Just a few things that I saw so far with holiday retail sales. Mastercard SpendingPulse said Black Friday was up 2.5% YOY in nominal terms, and that covers both store and online. It was mostly driven by jewelry, apparel, sporting events, and restaurants (likely including gift cards). Meanwhile, gold continues to trade very well in the face of high real rates, writes Peter Boockvar, editor of The Boock Report.
Foot traffic according to RetailNext was higher by 2.1% YOY, led by health and beauty. Adobe Analytics said they saw sales up 7.5% YOY on Black Friday, just looking at online. The National Retail Federation is forecasting overall November and December consumer spending, also in nominal terms, to be up 3-4% YOY, including both stores and online.
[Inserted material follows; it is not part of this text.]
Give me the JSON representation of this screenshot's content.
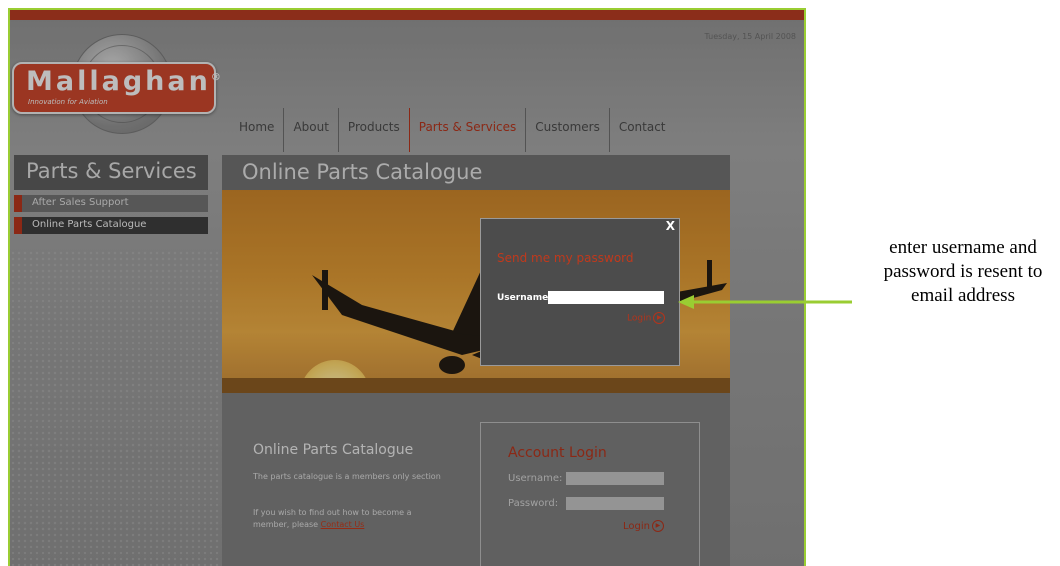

Taking advantage of deals was the goal of many consumers and there were certainly discounts and promotions to be had as there always is this time of the year. A key reason for the deals is that we know hearing from countless retailers that consumers are more circumspect with their spend right now. Also, retailers order their holiday inventory many months ago and none want to get stuck with excess inventories.
So what is good on the inflation front is also in response to a more 'choiceful' consumer. That’s a word I heard some retailers use as they are trying to keep inventories lean after the excessive inventories they built up after last year's holidays.
The key question for inflation in 2024 and the years beyond is the fine line that the Fed is trying to dance around here. It is doing its best to temper demand for things. But at the same time, it is crushing the supply capacity of the US economy via higher interest rates, which itself will lead to another rise in inflation in the coming years.
For example, countless trucking companies are going out of business, with Yellow being the highest profile. That will eventually lead to a firming in transportation prices. There is very little brand-new multifamily construction going on as a large existing amount gets finished. That will eventually lead to a resumption of rental price gains after 2024-2025.
SPDR Gold Shares ETF (GLD)
As for gold, it is rallying to the highest since July and is a stone’s throw from a record high. We remain, again, bullish and long of gold and silver.
Really the only bull case for the dollar over the past few years was a more aggressive Fed than other central banks, nothing more. That advantage is now reversing and its flaws are now being revealed (accelerating US debts and deficits and parts of the world that are increasing their once-dollar-based transactions with other currencies).